Echoing Vieta, David Curtis, MBBS, MD, PhD, with UCL Genetics Institute, said, “One might well assume that the people who were taking antidepressants had been more severely depressed than those who were not.”

“From this point of view, one could argue that it seems that the antidepressants were effective and that with their use people who had presented with more severe depression did not have markedly reduced quality of life,” Curtis said.

“However the reality is that this kind of observational study tells us nothing about causation. For that, clinical trials are required and numerous such trials have demonstrated that, on average, antidepressants are effective in terms of treating depressive illness and in improving the quality of life of patients with significant depression,” he added.

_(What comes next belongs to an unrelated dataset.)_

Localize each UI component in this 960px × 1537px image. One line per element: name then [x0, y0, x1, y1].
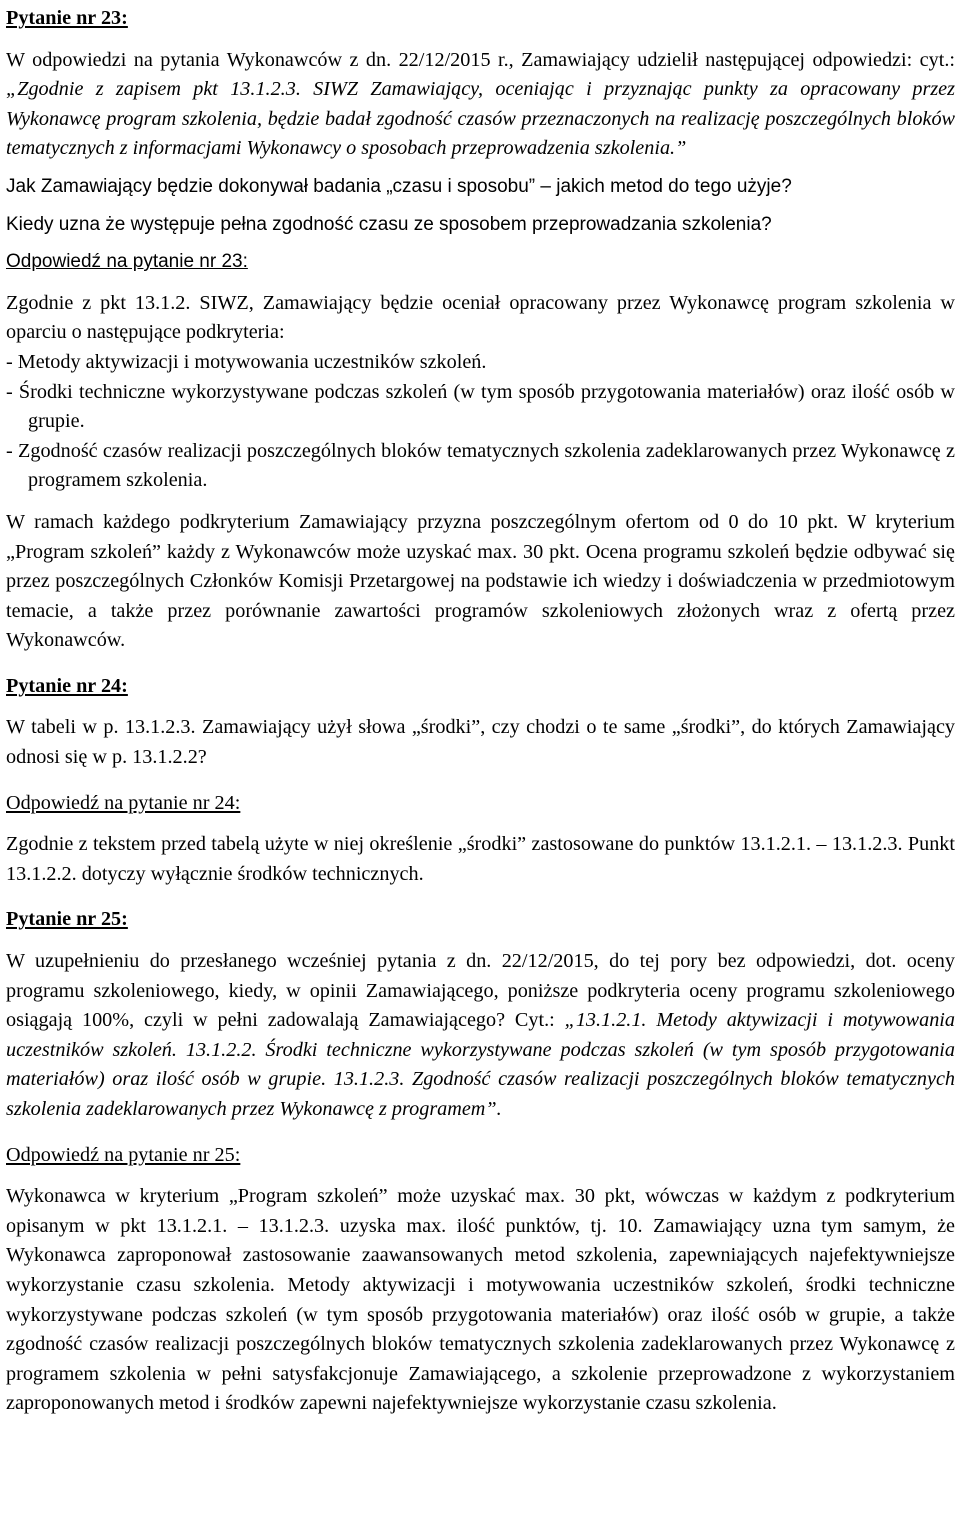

Michael Sharpe, MD, with University of Oxford, said the study highlights the importance of measuring the long-term outcomes of treatments for depression. “However, this study has no clear implication for the care of patients with depression and certainly should not discourage patients who may benefit from taking these drugs.”

Livia de Picker, MD, PhD, with University of Antwerp, Belgium, said, “What these data do point towards is the persistent treatment gap for depression in the US, with only 57.6% of patients with major depressive disorder receiving treatment with antidepressants over a 2-year follow-up.”

Funding for the study was provided by King Saud University, Riyadh, Saudi Arabia. Almohammed, de Picker, Curtis, Lewis, and Sharpe have disclosed no relevant financial relationships. Vieta has participated in clinical trials of antidepressants and advisory boards for Angelini, Biogen, Janssen, and Lundbeck.